U.S. plans for hundreds of millions of cheap, fast COVID–19 tests
By: Carl O’Donnell | 17 September 2020
(Reuters) – U.S. manufacturers are sharply increasing production of cheap, fast – but less accurate – COVID–19 tests, aiming for 100 million per month by year end that will enable schools and workplaces to significantly expand testing.
Manufacturing and government sources tell Reuters that more than half a dozen so-called antigen tests will likely be authorized by the end of October. U.S. regulators in recent months have authorized antigen tests from Abbott Laboratories, Becton Dickinson & Co, Quidel Corp and LumiraDX.
When planned production of the newly authorized tests are combined with previously approved diagnostics, overall monthly U.S. testing capacity will exceed 200 million per month by year end, these sources said.
Makers of the four recently-approved antigen tests have the capacity to make around 40 million per month, but expect to more than double that by year end, according to a Reuters analysis that includes proprietary figures shared by companies.
Unlike the $100 and up molecular diagnostics currently dominating U.S. testing that must be sent to a lab and often take several days for results, antigen tests can cost as little as $5. They can be performed anywhere and produce results in minutes.
That opens the possibility of regular screening at schools and businesses of even asymptomatic people, an important tool for containing future outbreaks, experts said.

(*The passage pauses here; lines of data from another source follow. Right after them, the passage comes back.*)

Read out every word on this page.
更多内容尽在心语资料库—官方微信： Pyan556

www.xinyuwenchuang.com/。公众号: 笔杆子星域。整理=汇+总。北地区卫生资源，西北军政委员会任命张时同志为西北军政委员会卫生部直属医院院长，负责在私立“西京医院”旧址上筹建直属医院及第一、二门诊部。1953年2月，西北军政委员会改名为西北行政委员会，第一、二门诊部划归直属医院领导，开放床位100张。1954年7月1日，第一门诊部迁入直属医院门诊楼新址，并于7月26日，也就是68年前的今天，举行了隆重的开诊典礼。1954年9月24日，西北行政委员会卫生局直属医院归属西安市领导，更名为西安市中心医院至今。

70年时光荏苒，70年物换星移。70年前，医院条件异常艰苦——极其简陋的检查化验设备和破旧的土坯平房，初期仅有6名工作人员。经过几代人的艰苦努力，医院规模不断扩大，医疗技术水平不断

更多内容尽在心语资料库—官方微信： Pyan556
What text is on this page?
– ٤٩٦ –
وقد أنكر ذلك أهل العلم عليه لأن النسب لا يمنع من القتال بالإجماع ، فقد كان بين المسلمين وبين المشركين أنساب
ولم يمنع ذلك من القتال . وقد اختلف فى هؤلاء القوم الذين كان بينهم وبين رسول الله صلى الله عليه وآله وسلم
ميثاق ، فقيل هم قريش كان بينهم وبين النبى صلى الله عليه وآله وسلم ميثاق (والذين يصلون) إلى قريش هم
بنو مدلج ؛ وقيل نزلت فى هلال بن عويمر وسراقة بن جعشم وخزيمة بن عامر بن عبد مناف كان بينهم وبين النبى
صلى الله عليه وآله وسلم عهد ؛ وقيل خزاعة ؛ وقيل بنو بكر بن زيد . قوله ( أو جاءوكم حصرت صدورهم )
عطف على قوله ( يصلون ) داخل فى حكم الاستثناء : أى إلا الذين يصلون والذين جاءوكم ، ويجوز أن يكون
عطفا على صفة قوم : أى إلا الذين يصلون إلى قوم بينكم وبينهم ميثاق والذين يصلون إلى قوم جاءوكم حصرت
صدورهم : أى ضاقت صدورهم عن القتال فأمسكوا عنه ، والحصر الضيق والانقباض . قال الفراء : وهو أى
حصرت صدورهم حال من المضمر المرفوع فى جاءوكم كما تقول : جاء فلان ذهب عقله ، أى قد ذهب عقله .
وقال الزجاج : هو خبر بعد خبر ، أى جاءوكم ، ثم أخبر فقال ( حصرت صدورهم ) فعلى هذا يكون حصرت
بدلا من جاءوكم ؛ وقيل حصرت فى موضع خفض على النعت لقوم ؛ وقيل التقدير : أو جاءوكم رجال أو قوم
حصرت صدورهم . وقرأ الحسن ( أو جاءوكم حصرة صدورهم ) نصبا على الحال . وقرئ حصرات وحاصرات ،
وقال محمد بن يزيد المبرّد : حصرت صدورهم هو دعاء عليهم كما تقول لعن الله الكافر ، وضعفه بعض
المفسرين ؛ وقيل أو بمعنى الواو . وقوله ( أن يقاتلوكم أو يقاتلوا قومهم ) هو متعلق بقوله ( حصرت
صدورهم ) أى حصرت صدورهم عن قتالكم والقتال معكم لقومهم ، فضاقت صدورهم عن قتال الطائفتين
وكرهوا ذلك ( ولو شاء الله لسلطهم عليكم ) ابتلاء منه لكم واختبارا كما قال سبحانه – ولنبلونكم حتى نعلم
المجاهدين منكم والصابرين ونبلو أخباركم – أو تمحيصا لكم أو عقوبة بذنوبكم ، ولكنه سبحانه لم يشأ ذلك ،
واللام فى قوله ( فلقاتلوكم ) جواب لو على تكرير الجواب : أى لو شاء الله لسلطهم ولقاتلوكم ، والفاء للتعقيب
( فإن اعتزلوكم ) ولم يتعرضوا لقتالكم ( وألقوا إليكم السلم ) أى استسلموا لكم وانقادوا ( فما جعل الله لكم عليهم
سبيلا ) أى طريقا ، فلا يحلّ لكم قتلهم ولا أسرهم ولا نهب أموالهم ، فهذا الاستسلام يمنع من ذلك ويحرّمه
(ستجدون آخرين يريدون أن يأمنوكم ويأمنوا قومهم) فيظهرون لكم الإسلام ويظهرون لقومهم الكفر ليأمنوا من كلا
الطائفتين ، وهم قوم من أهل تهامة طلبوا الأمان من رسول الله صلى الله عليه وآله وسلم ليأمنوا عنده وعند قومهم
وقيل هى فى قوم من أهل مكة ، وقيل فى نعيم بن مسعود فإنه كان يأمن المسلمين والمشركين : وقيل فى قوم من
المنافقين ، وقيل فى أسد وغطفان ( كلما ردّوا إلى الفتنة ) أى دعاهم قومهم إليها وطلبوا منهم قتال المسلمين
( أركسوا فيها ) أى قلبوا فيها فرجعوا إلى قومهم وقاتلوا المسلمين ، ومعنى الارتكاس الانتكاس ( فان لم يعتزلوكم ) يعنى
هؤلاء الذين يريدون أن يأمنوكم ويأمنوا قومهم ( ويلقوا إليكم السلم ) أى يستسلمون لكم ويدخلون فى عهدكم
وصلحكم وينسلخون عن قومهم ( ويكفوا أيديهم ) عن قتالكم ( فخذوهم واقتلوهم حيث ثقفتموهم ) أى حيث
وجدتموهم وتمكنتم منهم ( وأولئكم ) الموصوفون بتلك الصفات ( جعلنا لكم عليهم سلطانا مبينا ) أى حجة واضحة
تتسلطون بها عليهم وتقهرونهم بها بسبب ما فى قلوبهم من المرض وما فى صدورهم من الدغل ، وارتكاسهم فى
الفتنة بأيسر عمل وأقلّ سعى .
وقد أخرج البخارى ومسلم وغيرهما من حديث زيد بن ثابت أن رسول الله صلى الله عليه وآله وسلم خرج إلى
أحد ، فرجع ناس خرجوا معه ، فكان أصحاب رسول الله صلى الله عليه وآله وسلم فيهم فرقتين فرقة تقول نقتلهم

“If we could get testing to a scale where everyone you want to test can be tested quickly and cheaply with a quick turnaround time (for results), then you could screen people” before they spread the virus, said Dwayne Breining, director of labs at Northwell Health, New York state’s largest hospital system.
Lab-based molecular tests are too hard to make and deploy at that level, he said.
Antigen tests detect certain proteins that are part of the virus from samples taken via nasal or throat swabs, similar to rapid tests for strep throat in a doctor’s office.
A lack of testing capacity and little federal coordination early in the pandemic hampered efforts to control spread of the virus that has infected more than 6 million people in the United States.
Still, regulators and health experts are concerned about antigen test reliability. They typically detect the virus around 80% to 90% of the time, below the more than 95% rate of lab-based tests. False negative results raise the likelihood that sick people could unwittingly spread COVID–19.
There is also not enough data to be certain the new tests can detect the virus when infected people are in the early, pre-symptomatic stage, potentially limiting their usefulness.
The U.S. conducted around 25 million tests in August, including lab and antigen tests, according to data from the University of Oxford. Antigen test makers and their suppliers are gearing up for a huge boost.
Tony Lemmo, chief executive of BioDot Inc, which makes dispensers of chemicals used in the tests, says he has recently received orders that would translate into some 500 million tests in the coming months.
The United States could have capacity to conduct 3 million coronavirus tests per day this month, about half of them antigen tests. That could climb to as high as 135 million monthly tests in October, a top health official told a U.S. congressional panel on Wednesday.
European diagnostics companies Roche Holding AG and Quiagen NV have said they will apply for U.S. authorization for their antigen tests.
The National Institutes of Health is working with companies on new tests that will likely add as many as another 30 million tests per month to overall capacity this year, a U.S. official told Reuters. The agency has also provided grants to help testmakers boost manufacturing capacity, including $71 million to Quidel in July.
The U.S. official, who was not authorized to speak publicly, told Reuters that getting to 100 million tests a month by year end could potentially slip by a couple of months because of production challenges.
To ramp up, companies need to hire enough skilled workers and source the paper used in the tests, called nitrocellulose, the official said.
“There’s just so much required to go from zero to millions of tests,” said Quidel CEO Douglas Bryant, whose company is working with large U.S. universities on daily testing of student athletes.
College football teams in the Big Ten conference will use antigen testing after announcing on Wednesday they would go ahead with games beginning next month.
Nursing homes are using Becton Dickinson’s antigen tests to screen residents and staff through a government program.
Even if testmakers succeed in scaling production, capacity will remain tight for some time, as schools, employers and others clamor for tests, executives and officials said.
Quidel has prioritized customer requests for its tests, Bryant said, with healthcare facilities and schools near the top, and industries like tourism further back in line.